65/365 Talking about Tools Needs More Space Than Gateway Posts

This post from edtechteacher came through twitter the other day, and I clicked on it for a number of reasons. I’m teaching a class on social media right now, so that was a draw. I’m working with student teachers and on the lookout for new tools that will help them with tech in their practice, so that was a draw. I own an iPad and want to feel like I’m getting the most out of my investment, so that was a draw.

The biggest draw? It was what I call a gateway post. I knew from the post title it was going to be bulleted (or some version thereof), it was going to have shiny tools, and it wasn’t going to bog me down in things like theory and considerations of the tools’ deeper implications for learning. (Such a drag, right?)

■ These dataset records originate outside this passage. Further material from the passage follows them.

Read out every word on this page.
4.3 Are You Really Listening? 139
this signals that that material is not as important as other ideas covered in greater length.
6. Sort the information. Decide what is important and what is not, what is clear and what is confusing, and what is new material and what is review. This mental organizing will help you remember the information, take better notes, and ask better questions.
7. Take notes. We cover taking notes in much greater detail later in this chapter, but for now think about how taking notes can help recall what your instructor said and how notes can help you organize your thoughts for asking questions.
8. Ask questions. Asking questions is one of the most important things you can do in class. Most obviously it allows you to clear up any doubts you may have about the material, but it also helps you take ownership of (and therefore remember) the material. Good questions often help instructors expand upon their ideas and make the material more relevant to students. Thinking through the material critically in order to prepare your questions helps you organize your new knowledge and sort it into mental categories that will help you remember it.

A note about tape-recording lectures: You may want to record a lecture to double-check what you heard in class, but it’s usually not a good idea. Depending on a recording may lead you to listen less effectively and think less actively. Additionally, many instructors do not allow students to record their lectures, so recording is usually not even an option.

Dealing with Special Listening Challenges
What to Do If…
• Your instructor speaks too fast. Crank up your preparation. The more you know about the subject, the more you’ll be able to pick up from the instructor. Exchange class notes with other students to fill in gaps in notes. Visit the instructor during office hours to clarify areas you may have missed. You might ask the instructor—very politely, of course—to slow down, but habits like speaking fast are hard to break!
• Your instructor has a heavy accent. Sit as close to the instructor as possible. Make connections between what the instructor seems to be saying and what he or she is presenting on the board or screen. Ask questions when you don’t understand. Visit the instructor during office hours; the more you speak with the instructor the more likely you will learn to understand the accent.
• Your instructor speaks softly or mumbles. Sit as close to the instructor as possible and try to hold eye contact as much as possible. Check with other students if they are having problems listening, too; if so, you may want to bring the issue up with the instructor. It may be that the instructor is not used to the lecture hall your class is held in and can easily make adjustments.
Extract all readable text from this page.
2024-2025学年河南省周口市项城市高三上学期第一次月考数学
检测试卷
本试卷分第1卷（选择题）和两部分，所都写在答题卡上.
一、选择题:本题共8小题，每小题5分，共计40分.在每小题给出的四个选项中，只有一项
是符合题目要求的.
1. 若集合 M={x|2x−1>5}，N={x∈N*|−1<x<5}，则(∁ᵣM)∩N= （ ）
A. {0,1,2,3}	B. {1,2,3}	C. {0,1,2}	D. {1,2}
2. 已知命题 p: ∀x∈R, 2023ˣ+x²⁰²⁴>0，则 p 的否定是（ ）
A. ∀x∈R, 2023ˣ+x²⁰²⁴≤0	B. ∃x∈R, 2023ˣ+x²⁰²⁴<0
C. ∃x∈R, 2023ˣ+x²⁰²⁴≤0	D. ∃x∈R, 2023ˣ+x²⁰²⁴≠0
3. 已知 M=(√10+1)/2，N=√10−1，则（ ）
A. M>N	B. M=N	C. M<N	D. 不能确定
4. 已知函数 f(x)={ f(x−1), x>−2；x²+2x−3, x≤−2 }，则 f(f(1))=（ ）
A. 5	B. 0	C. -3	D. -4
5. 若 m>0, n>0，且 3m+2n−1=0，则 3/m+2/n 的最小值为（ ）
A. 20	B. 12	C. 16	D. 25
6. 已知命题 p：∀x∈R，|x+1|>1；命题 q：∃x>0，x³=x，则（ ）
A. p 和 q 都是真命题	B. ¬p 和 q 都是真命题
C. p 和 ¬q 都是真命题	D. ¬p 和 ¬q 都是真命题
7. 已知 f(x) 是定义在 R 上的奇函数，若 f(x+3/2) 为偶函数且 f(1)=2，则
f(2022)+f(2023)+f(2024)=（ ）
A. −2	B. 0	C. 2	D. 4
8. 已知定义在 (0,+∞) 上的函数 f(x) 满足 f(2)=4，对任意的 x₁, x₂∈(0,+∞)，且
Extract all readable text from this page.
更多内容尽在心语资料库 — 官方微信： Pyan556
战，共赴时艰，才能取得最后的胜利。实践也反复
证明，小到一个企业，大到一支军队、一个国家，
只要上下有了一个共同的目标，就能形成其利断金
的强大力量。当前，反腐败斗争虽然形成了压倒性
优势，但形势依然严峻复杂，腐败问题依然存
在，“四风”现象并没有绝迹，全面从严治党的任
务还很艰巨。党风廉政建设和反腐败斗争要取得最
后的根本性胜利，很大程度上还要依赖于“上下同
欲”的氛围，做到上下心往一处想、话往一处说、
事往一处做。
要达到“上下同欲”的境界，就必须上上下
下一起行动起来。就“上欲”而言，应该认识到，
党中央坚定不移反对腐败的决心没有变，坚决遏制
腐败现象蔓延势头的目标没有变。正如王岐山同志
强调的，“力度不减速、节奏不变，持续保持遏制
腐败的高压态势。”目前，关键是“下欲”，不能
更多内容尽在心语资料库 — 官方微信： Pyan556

As I was reading, I noted David Bill was online, so I sent him the link. He scanned it, and a deeper conversation of this type of gateway posts entailed. Here are some problems and possible answers/next questions that came out of the conversation:

Issue 1: David made a good point that this post dredges up worries about the foisting of iPads on classrooms without teacher input or training.

If we know anything about the “new” and the “shiny” in education (tech or not), we know that it’s done with little input beyond a committee’s decision and compulsory trainings for the teachers who are going to have to pick up the New Shiny in the next teaching cycle. Sadly, these trainings are rarely based on teacher questions or welcoming of those questions.

Issue 2: The iPads/tablets are coming. They just are. Whether through mechanisms described above or more democratic means, more teachers are going to see these machines in their classrooms.

If I’m a teacher who knows iPads are headed to my classroom and I’m not comfortable with that thought, this post can be a strong gateway to helping me figure out what I can do in the first few weeks/months to make the machines do things that are helpful for students. That can make the difference between games, word processing, and wikipedia being the only tools used on the tablets and kids starting to see the machines a über-mobile creation tools.

Issue 3: We can’t stop there. Gateway posts can have a terminal effect. Teachers with little time or space in their schedules to play with new ideas will thereby not play with new ideas. They will bookmark the tool page or put the tools mentioned into the same lesson plans they’ve been using for years and that will be that, because tech will seem like “Another thing I’ll never get to.

Gateway posts need follow-up posts. Individual tools need their own space like this piece on Evernote from LifeHacker. Tools need to be situated in the ways they have helped practitioners expand their practices. Context, goals, affordances, constraints, reflections, next steps can inspire conversations and thoughtfulness that is missing in gateway posts.

So, I’ve challenged David to take each of the tools mentioned in the edtechteacher post and give each its own post on his blog, to help teachers see more deeply into their possible implementation and to start the better forms of the conversations.

Gateway posts have their place. They act as resplendent repositories of resources to which we can turn in professional development sessions, lesson planning, conference presentations, etc. They should not be the norm of our expectations for conversations around how we can think about the New Shiny in classrooms, schools and other learning spaces.